Vincent Magnat : Sacré Charlemagne
Après Monsieur Malaussène au théâtre, le comédien Vincent Magnat renoue avec Daniel Pennac dans Kamo, l’idée du siècle, un spectacle pour les enfants à partir de 10 ans.
C’était en 2006, dans la salle intime du Théâtre Prospero ou en tournée à travers le Québec. Bon nombre de spectateurs découvraient alors le comédien Vincent Magnat dans Monsieur Malaussène au théâtre, un solo bercé de la musique organique de Charmaine Leblanc, cachée derrière un rideau semi-transparent avec ses instruments en matériaux recyclés. La formule du Théâtre Galiléo était toute simple, mais faisait honneur à la littérature, rendant limpide et incarnée l’écriture amusée et ludique de Daniel Pennac.

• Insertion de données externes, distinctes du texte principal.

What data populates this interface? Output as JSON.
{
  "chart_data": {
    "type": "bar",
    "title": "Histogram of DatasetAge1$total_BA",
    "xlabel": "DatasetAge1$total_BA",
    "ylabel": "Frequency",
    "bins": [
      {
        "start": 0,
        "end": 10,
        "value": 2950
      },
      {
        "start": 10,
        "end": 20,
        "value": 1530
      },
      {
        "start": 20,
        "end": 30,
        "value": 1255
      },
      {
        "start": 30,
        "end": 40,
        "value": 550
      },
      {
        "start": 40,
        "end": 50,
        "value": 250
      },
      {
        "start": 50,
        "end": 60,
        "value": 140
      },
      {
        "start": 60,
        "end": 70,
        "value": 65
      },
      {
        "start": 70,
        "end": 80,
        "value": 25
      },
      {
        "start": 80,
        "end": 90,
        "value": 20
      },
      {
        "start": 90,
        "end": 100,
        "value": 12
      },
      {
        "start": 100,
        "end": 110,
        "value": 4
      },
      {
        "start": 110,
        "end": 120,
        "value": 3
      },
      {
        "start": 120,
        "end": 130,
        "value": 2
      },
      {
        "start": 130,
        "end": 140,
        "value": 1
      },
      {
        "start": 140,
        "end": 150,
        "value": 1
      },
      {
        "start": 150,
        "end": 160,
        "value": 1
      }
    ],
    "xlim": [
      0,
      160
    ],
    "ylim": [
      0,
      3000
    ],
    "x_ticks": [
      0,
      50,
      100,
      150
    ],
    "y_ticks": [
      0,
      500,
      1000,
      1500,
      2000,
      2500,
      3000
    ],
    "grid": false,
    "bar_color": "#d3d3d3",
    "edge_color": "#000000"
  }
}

Le duo Magnat-Leblanc est de retour. S’adjoignant les services de la metteure en scène Michoue Sylvain, ils ont cette fois jeté leur dévolu sur un roman pour jeunes lecteurs, Kamo, l’idée du siècle, qui, selon Magnat, "appelle très fort le théâtre à cause de sa structure dramatique irréprochable". Mais qu’il s’adresse aux petits ou aux grands, Pennac est toujours le même. "L’inventivité et le plaisir de la langue sont les mêmes, explique le comédien. Il s’amuse à jouer avec les mots, à inventer des choses, à transformer les images et à flirter avec les expressions et les métaphores. Mais ce sont ses qualités de conteur qui nous poussent encore vers lui, sa façon de nous emmener dans une histoire qui peut sembler toute simple mais emprunte finalement des sentiers inusités. Pennac est un grand constructeur d’histoires, particulièrement dans Kamo, où deux intrigues s’emmêlent et se retrouvent parfaitement imbriquées à la fin."

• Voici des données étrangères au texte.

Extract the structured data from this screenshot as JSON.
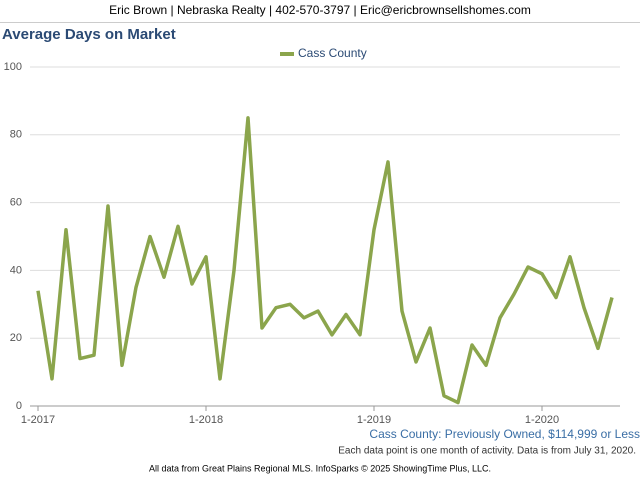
{
  "header": "Eric Brown | Nebraska Realty | 402-570-3797 | Eric@ericbrownsellshomes.com",
  "chart_data": {
    "type": "line",
    "title": "Average Days on Market",
    "subtitle": "Cass County: Previously Owned, $114,999 or Less",
    "note": "Each data point is one month of activity. Data is from July 31, 2020.",
    "categories": [
      "1-2017",
      null,
      null,
      null,
      null,
      null,
      null,
      null,
      null,
      null,
      null,
      null,
      "1-2018",
      null,
      null,
      null,
      null,
      null,
      null,
      null,
      null,
      null,
      null,
      null,
      "1-2019",
      null,
      null,
      null,
      null,
      null,
      null,
      null,
      null,
      null,
      null,
      null,
      "1-2020",
      null,
      null,
      null,
      null,
      null
    ],
    "series": [
      {
        "name": "Cass County",
        "color": "#8ba54c",
        "values": [
          34,
          8,
          52,
          14,
          15,
          59,
          12,
          35,
          50,
          38,
          53,
          36,
          44,
          8,
          40,
          85,
          23,
          29,
          30,
          26,
          28,
          21,
          27,
          21,
          52,
          72,
          28,
          13,
          23,
          3,
          1,
          18,
          12,
          26,
          33,
          41,
          39,
          32,
          44,
          29,
          17,
          32
        ]
      }
    ],
    "ylim": [
      0,
      100
    ],
    "yticks": [
      0,
      20,
      40,
      60,
      80,
      100
    ],
    "grid": true,
    "legend": "top"
  },
  "footer": "All data from Great Plains Regional MLS. InfoSparks © 2025 ShowingTime Plus, LLC."
}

Première intrigue: Kamo accueille le chagrin d’amour de Mado-Magie, une amie de ses parents qui le fait atterrir tout droit dans le monde des adultes avec ses histoires de coeur. Deuxième intrigue: Kamo assiste aux métamorphoses de son instituteur, Monsieur Margerelle, qui s’est mis dans la tête de préparer ses élèves à l’école secondaire en jouant pour eux les différentes personnalités de leurs futurs profs. En filigrane: les difficultés de la transition d’une école à l’autre, mais surtout le passage de l’enfance à l’adolescence et à l’âge adulte.

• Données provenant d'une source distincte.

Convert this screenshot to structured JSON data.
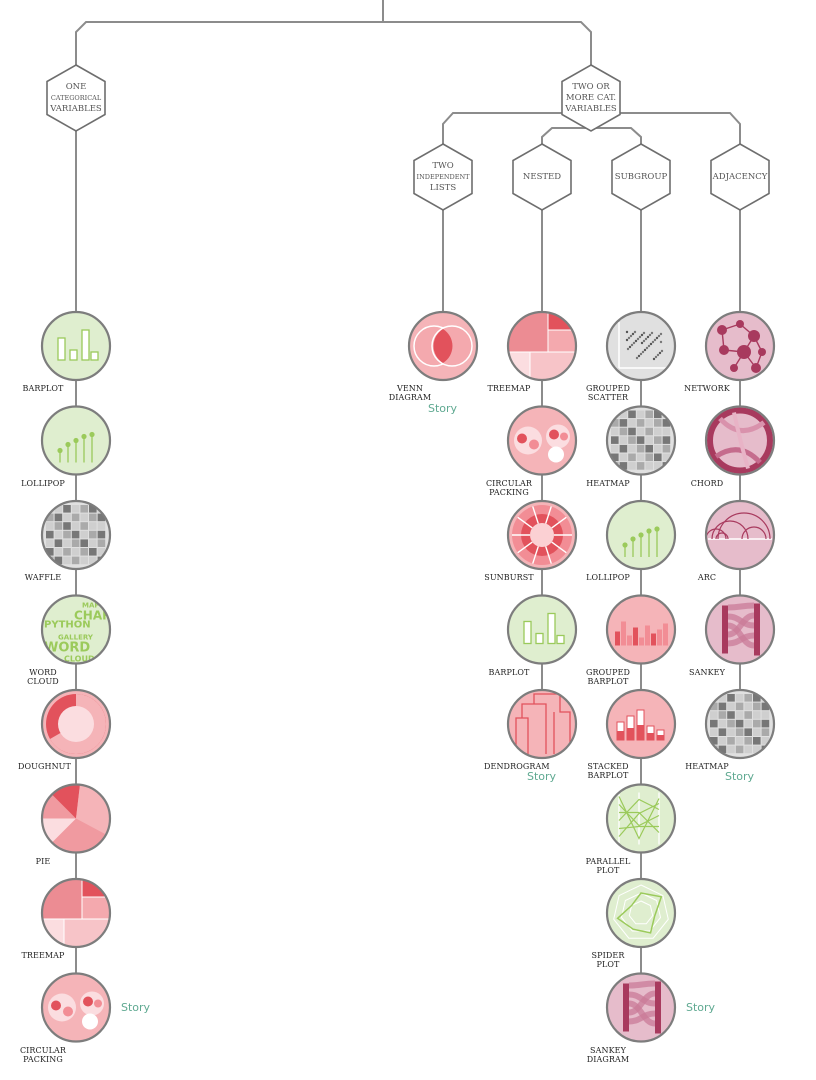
{
  "decision_nodes": [
    {
      "id": "one",
      "lines": [
        "ONE",
        "CATEGORICAL",
        "VARIABLES"
      ]
    },
    {
      "id": "two_more",
      "lines": [
        "TWO OR",
        "MORE CAT.",
        "VARIABLES"
      ]
    },
    {
      "id": "independent",
      "lines": [
        "TWO",
        "INDEPENDENT",
        "LISTS"
      ]
    },
    {
      "id": "nested",
      "lines": [
        "NESTED"
      ]
    },
    {
      "id": "subgroup",
      "lines": [
        "SUBGROUP"
      ]
    },
    {
      "id": "adjacency",
      "lines": [
        "ADJACENCY"
      ]
    }
  ],
  "columns": [
    {
      "id": "one",
      "charts": [
        {
          "label": [
            "BARPLOT"
          ],
          "icon": "barplot-icon",
          "theme": "green"
        },
        {
          "label": [
            "LOLLIPOP"
          ],
          "icon": "lollipop-icon",
          "theme": "green"
        },
        {
          "label": [
            "WAFFLE"
          ],
          "icon": "waffle-icon",
          "theme": "grey"
        },
        {
          "label": [
            "WORD",
            "CLOUD"
          ],
          "icon": "wordcloud-icon",
          "theme": "green"
        },
        {
          "label": [
            "DOUGHNUT"
          ],
          "icon": "doughnut-icon",
          "theme": "red"
        },
        {
          "label": [
            "PIE"
          ],
          "icon": "pie-icon",
          "theme": "red"
        },
        {
          "label": [
            "TREEMAP"
          ],
          "icon": "treemap-icon",
          "theme": "red"
        },
        {
          "label": [
            "CIRCULAR",
            "PACKING"
          ],
          "icon": "circular-packing-icon",
          "theme": "red"
        }
      ],
      "story": "Story"
    },
    {
      "id": "independent",
      "charts": [
        {
          "label": [
            "VENN",
            "DIAGRAM"
          ],
          "icon": "venn-icon",
          "theme": "red"
        }
      ],
      "story": "Story"
    },
    {
      "id": "nested",
      "charts": [
        {
          "label": [
            "TREEMAP"
          ],
          "icon": "treemap-icon",
          "theme": "red"
        },
        {
          "label": [
            "CIRCULAR",
            "PACKING"
          ],
          "icon": "circular-packing-icon",
          "theme": "red"
        },
        {
          "label": [
            "SUNBURST"
          ],
          "icon": "sunburst-icon",
          "theme": "red"
        },
        {
          "label": [
            "BARPLOT"
          ],
          "icon": "barplot-icon",
          "theme": "green"
        },
        {
          "label": [
            "DENDROGRAM"
          ],
          "icon": "dendrogram-icon",
          "theme": "red"
        }
      ],
      "story": "Story"
    },
    {
      "id": "subgroup",
      "charts": [
        {
          "label": [
            "GROUPED",
            "SCATTER"
          ],
          "icon": "scatter-icon",
          "theme": "grey"
        },
        {
          "label": [
            "HEATMAP"
          ],
          "icon": "heatmap-icon",
          "theme": "grey"
        },
        {
          "label": [
            "LOLLIPOP"
          ],
          "icon": "lollipop-icon",
          "theme": "green"
        },
        {
          "label": [
            "GROUPED",
            "BARPLOT"
          ],
          "icon": "grouped-barplot-icon",
          "theme": "red"
        },
        {
          "label": [
            "STACKED",
            "BARPLOT"
          ],
          "icon": "stacked-barplot-icon",
          "theme": "red"
        },
        {
          "label": [
            "PARALLEL",
            "PLOT"
          ],
          "icon": "parallel-icon",
          "theme": "green"
        },
        {
          "label": [
            "SPIDER",
            "PLOT"
          ],
          "icon": "spider-icon",
          "theme": "green"
        },
        {
          "label": [
            "SANKEY",
            "DIAGRAM"
          ],
          "icon": "sankey-icon",
          "theme": "mauve"
        }
      ],
      "story": "Story"
    },
    {
      "id": "adjacency",
      "charts": [
        {
          "label": [
            "NETWORK"
          ],
          "icon": "network-icon",
          "theme": "mauve"
        },
        {
          "label": [
            "CHORD"
          ],
          "icon": "chord-icon",
          "theme": "mauve"
        },
        {
          "label": [
            "ARC"
          ],
          "icon": "arc-icon",
          "theme": "mauve"
        },
        {
          "label": [
            "SANKEY"
          ],
          "icon": "sankey-icon",
          "theme": "mauve"
        },
        {
          "label": [
            "HEATMAP"
          ],
          "icon": "heatmap-icon",
          "theme": "grey"
        }
      ],
      "story": "Story"
    }
  ],
  "wordcloud_words": [
    "PYTHON",
    "CHART",
    "WORD",
    "GALLERY",
    "CLOUD",
    "MAP"
  ],
  "colors": {
    "line": "#8c8c8c",
    "hex_stroke": "#6e6e6e",
    "red_bg": "#f5b4b8",
    "red": "#e2525c",
    "red_light": "#fbdde0",
    "green_bg": "#dfeecf",
    "green": "#9bca5b",
    "grey_bg": "#e0e0e0",
    "grey": "#9a9a9a",
    "mauve_bg": "#e6bccb",
    "mauve": "#a83a5e",
    "story": "#5fa991"
  }
}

Les détracteurs de Pennac, ils sont nombreux, y verraient sans doute une fable moralisatrice et pédagogique qui a le désavantage de ne pas s’embarrasser d’un point de vue critique sur le système d’éducation. Mais Magnat n’y voit que du beau. "On a parfois l’impression qu’il met des lunettes roses pour regarder ça et que tout est beau et léger, mais je pense que ce n’est qu’apparence. J’aime aussi d’autres écritures plus rugueuses, plus difficiles, mais le regard sucré et bonbon que pose Pennac sur la réalité est agréable et nécessaire. Est-il nostalgique de l’enfance? Je crois qu’il est surtout intéressé à proposer un regard positif sur l’enfance, sur le milieu de l’enseignement. On sait que ce milieu-là est traversé de grandes difficultés, mais Pennac nous force à observer ce qu’il y a là de beau et d’encourageant, comme le plaisir qu’ont ces enfants à aller apprendre et à vivre ensemble."
Le comédien n’est pas du genre à tirer grossièrement le trait pour passer d’un personnage à l’autre, mais cette fois il a dû faire un travail plus physique que dans Malaussène, où les changements de personnages n’étaient qu’évoqués. "Je ne tenais pas absolument à faire un autre solo après Malaussène, mais il se trouve que la façon dont ce roman est écrit, avec un narrateur qui évoque les différents personnages et les différentes situations, s’y prêtait bien. Il y a une espèce de schizophrénie du personnage, une démultiplication qui évoque la folie du professeur mais aussi celle du narrateur. C’est par une caractérisation physique que l’on passe d’un personnage à l’autre: changement de posture, de pose de voix, d’énergie – parfois c’est subtil, mais c’est parfois à plus gros traits, car les personnages de Pennac sont souvent hors norme. Tout ça est très ludique, je crois."